Mexico Border City Wants U.N. Peacekeepers
Business groups in the Mexican border city of Ciudad Juarez said Wednesday they are calling for United Nations peacekeepers to quell the drug-related violence that has given their city one of the highest homicide rates in the world.
Groups representing maquiladora assembly plants, retailers and other businesses said they will submit a request to the Mexican government and the Inter American Human Rights Commission to ask the U.N. to send help.
"This is a proposal ... for international forces to come here to help out the domestic (security) forces," said Daniel Murguia, president of the Ciudad Juarez chapter of the National Chamber of Commerce, Services and Tourism. "There is a lot of extortions and robberies of businesses. Many businesses are closing."
The government has sent more than 5,000 soldiers to the city across the border from El Paso, Texas, but killings, extortions and kidnappings continue.
Ciudad Juarez has had 1,986 homicides through mid-October this year averaging seven a day in the city of 1.5 million people.
"We have seen the U.N. peacekeepers enter other countries that have a lot fewer problems than we have," Murguia said.
The groups appeared to be motivated by a sense of desperation and deep disappointment with the government's efforts to control crime in the city.
Soledad Maynez, president of the Ciudad Juarez Association of Maquiladoras, said the joint police-army operation to quell killings and crime have yielded no results.
Maynez said business and civic groups want U.N. peacekeepers or advisers in Ciudad Juarez.
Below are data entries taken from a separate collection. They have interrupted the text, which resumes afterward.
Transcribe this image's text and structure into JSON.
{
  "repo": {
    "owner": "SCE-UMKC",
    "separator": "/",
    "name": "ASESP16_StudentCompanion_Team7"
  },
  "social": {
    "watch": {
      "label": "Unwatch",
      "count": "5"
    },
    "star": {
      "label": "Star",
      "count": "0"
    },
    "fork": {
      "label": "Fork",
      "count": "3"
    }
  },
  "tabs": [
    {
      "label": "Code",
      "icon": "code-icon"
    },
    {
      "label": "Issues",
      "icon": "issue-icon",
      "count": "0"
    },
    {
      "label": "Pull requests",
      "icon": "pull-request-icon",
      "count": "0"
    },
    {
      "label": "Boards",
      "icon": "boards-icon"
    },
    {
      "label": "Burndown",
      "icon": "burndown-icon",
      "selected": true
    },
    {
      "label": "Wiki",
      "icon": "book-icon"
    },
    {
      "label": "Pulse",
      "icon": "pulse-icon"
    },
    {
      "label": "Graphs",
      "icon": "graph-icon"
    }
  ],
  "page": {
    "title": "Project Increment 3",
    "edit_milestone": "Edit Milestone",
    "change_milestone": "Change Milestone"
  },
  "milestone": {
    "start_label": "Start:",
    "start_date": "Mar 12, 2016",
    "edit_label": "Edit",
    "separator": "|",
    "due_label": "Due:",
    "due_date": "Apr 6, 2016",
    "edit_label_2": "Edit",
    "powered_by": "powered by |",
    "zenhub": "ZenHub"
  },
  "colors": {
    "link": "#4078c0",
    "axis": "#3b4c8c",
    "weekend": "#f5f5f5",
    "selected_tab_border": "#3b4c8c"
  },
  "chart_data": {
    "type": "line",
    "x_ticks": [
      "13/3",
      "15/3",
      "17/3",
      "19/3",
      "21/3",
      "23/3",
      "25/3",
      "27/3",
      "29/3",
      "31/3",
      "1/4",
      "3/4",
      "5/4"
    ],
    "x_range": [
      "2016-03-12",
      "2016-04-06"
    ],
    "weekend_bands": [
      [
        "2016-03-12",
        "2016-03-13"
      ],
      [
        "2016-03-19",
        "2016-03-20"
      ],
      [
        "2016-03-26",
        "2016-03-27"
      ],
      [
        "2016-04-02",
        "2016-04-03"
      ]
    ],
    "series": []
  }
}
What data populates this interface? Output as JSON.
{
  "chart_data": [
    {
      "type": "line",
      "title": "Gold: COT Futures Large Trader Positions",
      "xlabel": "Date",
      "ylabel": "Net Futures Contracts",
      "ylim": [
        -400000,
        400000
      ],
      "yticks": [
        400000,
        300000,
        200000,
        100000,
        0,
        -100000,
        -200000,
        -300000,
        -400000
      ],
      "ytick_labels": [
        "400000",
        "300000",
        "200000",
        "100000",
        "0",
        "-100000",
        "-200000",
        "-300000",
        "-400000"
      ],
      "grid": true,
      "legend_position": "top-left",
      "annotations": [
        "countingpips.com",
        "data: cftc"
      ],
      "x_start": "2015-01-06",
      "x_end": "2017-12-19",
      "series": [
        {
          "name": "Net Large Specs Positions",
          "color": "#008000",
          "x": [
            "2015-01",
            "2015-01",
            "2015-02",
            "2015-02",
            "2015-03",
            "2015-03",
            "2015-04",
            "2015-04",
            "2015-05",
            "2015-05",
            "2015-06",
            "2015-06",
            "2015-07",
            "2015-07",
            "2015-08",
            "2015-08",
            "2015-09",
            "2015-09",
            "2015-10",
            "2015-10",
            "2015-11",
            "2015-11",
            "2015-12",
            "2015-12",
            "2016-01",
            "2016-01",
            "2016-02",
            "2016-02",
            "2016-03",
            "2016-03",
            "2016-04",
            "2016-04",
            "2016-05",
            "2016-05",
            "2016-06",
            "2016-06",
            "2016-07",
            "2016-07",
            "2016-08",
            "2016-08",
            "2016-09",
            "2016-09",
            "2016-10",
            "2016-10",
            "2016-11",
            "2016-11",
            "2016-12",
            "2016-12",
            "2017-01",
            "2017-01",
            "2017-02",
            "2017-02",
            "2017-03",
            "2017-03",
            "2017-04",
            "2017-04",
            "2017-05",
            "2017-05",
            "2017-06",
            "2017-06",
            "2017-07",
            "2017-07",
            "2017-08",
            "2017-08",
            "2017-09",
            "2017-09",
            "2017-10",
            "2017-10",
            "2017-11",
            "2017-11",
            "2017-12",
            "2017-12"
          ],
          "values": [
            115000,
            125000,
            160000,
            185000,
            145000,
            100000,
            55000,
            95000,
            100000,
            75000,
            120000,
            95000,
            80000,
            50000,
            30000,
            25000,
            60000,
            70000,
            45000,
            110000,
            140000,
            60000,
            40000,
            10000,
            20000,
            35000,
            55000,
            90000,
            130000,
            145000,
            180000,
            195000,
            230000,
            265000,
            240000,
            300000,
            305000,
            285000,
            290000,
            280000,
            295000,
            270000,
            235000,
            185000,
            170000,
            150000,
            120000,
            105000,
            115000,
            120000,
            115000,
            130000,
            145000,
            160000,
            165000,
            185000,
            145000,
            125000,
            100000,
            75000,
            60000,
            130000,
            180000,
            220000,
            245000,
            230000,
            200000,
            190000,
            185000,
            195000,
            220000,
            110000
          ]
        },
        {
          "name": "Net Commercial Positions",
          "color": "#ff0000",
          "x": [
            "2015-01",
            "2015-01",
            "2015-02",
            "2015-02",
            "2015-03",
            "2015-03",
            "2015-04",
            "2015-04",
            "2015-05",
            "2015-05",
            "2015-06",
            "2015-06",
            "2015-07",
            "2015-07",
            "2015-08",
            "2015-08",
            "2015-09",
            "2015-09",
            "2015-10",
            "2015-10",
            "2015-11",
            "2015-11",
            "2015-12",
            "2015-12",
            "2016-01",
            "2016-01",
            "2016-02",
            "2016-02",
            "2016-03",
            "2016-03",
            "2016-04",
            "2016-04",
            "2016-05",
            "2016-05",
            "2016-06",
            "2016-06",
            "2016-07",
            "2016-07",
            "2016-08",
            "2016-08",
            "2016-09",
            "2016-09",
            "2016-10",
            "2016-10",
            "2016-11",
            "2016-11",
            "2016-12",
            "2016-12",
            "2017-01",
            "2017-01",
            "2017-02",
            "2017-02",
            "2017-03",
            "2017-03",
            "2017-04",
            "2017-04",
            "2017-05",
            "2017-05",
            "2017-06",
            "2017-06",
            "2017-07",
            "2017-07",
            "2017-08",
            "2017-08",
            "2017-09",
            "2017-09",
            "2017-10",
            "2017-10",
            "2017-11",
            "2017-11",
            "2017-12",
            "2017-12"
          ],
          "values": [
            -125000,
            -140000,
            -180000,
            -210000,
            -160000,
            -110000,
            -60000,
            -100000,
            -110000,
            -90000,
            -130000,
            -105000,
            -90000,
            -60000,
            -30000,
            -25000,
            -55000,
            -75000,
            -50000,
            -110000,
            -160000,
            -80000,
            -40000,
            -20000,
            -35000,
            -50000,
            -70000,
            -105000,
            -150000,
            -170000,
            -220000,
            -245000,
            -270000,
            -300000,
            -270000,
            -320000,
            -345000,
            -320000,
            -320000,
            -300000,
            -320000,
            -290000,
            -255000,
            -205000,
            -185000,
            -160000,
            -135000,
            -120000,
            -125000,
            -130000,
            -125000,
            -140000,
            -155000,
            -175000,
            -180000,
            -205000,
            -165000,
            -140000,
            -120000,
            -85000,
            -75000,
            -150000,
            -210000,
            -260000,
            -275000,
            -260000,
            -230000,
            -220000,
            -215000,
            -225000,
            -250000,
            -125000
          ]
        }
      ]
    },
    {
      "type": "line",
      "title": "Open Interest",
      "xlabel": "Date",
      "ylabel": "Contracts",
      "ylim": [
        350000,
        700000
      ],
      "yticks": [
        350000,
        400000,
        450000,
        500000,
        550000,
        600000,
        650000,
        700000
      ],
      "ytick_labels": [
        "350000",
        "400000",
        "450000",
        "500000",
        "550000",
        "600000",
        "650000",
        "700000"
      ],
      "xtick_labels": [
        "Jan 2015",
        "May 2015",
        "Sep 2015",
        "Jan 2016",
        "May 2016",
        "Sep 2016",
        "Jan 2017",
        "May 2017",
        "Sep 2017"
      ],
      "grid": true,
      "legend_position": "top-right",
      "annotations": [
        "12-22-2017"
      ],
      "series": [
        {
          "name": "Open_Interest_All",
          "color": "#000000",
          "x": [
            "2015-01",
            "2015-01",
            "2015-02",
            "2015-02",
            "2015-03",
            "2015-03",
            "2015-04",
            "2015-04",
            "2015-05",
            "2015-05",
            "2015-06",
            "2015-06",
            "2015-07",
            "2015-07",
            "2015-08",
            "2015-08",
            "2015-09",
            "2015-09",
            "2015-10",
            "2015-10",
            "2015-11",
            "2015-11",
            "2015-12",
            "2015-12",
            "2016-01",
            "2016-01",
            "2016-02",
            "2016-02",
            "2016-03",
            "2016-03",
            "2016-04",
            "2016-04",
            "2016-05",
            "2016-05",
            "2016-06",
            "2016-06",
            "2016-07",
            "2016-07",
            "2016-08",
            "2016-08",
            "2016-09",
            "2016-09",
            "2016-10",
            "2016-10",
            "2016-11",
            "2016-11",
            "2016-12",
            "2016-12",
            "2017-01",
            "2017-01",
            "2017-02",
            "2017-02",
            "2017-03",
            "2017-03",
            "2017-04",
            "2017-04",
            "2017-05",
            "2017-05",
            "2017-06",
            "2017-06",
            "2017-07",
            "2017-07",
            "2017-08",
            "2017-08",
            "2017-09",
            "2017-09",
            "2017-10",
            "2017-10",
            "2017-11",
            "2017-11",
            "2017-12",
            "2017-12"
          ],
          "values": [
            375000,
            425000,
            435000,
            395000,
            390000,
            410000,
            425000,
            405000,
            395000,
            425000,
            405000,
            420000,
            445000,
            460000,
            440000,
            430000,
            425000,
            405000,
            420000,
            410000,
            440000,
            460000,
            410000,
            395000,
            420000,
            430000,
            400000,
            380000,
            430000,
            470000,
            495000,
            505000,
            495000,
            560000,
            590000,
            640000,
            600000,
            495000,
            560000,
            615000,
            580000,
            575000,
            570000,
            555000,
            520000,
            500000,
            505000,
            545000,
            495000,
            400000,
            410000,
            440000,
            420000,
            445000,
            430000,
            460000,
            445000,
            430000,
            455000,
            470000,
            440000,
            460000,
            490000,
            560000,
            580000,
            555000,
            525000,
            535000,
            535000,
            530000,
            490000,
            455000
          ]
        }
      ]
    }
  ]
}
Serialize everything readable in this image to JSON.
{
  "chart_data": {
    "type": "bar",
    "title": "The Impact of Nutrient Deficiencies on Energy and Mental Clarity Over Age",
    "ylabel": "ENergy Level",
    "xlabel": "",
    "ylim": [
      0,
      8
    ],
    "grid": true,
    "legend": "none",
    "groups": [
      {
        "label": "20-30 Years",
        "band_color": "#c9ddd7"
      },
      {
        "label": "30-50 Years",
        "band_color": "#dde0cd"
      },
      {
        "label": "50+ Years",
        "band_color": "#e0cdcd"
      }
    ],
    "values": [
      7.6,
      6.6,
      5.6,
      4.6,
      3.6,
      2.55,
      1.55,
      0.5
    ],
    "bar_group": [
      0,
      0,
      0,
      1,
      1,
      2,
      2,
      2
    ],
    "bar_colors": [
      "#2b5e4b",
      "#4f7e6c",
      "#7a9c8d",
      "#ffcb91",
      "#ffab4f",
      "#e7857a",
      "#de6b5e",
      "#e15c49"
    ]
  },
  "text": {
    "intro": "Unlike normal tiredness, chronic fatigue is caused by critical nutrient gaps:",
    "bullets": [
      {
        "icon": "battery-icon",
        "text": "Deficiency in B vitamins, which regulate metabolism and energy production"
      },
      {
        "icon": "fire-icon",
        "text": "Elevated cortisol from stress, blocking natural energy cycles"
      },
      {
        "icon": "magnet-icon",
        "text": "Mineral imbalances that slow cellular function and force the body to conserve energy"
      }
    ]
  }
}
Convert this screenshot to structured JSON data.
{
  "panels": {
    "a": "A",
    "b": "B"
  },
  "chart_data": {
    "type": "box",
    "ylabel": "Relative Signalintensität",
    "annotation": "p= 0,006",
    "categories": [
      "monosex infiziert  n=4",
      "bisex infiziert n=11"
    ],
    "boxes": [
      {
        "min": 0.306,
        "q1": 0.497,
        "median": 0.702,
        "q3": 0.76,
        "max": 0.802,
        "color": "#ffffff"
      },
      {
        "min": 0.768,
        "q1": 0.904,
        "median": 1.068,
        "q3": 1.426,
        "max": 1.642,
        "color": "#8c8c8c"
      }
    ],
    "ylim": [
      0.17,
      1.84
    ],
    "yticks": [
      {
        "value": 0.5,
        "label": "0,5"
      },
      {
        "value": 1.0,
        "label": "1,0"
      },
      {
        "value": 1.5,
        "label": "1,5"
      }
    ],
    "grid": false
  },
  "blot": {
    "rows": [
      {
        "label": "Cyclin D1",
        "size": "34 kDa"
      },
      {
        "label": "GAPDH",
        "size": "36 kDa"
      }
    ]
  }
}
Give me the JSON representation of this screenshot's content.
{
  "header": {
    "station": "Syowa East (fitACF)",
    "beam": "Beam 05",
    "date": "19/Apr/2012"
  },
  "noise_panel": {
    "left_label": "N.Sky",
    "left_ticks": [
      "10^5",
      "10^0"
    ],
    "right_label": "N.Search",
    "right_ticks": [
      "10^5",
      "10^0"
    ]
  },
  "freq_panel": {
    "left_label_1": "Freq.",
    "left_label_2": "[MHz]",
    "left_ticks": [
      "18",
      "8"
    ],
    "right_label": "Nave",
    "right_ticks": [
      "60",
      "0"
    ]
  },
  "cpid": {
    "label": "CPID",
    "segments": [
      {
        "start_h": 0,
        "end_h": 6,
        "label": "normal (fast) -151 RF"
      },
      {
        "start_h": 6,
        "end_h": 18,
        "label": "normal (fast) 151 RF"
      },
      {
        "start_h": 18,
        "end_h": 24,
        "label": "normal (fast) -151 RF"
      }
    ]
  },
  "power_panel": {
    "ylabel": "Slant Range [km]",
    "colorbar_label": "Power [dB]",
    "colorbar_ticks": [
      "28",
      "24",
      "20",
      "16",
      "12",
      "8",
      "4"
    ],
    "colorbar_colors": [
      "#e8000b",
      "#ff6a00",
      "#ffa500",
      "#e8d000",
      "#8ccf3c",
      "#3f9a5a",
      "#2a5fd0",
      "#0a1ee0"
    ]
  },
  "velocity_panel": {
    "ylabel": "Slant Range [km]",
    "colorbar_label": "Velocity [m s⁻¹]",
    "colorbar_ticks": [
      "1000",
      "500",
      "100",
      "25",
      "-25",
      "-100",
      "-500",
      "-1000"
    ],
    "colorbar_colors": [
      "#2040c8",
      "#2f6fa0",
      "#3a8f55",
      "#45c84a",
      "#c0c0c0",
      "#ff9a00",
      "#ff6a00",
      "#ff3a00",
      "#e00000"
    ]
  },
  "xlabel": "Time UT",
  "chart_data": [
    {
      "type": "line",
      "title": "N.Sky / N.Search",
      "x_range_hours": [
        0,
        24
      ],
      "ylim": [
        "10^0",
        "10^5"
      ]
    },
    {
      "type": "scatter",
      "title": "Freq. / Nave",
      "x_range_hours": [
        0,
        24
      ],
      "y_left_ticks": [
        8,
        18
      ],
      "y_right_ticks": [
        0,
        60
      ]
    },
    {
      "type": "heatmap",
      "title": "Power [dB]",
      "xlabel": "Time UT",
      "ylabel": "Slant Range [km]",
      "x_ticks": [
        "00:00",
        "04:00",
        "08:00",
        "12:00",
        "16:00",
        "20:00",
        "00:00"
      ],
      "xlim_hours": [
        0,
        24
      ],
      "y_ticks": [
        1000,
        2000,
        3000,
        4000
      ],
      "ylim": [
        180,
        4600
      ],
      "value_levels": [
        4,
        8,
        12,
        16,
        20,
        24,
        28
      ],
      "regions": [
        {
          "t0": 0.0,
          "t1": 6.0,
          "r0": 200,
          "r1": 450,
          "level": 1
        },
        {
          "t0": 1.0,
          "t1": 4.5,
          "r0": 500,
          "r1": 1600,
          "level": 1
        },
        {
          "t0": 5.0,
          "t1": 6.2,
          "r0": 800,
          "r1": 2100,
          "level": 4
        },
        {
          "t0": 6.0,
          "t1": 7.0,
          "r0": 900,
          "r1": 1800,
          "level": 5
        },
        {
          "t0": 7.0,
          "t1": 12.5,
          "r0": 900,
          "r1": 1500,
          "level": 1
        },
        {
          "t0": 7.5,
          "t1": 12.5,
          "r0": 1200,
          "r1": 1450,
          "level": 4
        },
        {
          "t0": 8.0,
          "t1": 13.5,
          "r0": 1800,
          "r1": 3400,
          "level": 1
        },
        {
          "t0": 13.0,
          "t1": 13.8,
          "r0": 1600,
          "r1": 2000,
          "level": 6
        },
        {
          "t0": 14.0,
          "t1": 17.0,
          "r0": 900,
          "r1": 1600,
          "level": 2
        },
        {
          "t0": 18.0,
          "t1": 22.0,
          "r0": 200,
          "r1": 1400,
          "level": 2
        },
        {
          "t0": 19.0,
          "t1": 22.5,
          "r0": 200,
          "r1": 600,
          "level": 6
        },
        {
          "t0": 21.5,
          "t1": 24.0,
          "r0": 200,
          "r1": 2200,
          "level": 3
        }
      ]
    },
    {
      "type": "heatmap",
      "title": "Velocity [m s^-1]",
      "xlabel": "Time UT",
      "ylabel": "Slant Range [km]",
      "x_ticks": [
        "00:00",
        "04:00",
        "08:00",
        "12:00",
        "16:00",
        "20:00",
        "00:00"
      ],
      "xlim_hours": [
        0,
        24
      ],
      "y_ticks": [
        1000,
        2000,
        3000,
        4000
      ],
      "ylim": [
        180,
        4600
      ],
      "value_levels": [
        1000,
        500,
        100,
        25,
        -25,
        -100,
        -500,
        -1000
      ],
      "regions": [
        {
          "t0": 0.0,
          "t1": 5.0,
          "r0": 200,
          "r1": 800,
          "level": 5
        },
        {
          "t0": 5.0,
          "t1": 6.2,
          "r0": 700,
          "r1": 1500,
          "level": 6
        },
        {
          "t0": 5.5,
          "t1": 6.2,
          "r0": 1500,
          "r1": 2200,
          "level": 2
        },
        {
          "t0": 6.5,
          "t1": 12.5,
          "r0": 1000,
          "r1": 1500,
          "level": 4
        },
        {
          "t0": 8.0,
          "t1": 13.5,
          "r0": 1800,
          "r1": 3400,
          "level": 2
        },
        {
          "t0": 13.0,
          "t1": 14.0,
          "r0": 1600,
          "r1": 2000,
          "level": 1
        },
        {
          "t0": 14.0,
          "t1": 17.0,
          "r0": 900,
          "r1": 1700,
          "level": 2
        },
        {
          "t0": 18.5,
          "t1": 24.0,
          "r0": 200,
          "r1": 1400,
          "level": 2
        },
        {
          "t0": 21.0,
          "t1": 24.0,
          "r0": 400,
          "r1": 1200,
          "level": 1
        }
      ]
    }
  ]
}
"What we are asking for with the blue helmets (U.N. peacekeepers) is that we know they are the army of peace, so we could use not only the strategies they have developed in other countries ... but they also have technology," Maynez said.
Mexican troops have both helped train new local police recruits and taken on some patrolling tasks in the city.
But a turf battle between rival drug gangs has not yielded, and extortionists and thieves some probably related to the drug cartels have taken advantage of the situation to target businesses. Maynez said thousands of shops, stores and other firms have closed or moved out of the city because of the situation.
Maynez said the United States could also contribute to the solution, adding that the U.S. might be forced to in its own interests.
"We know that sooner or later, the violence will spill over into our sister city of El Paso, Texas," he said.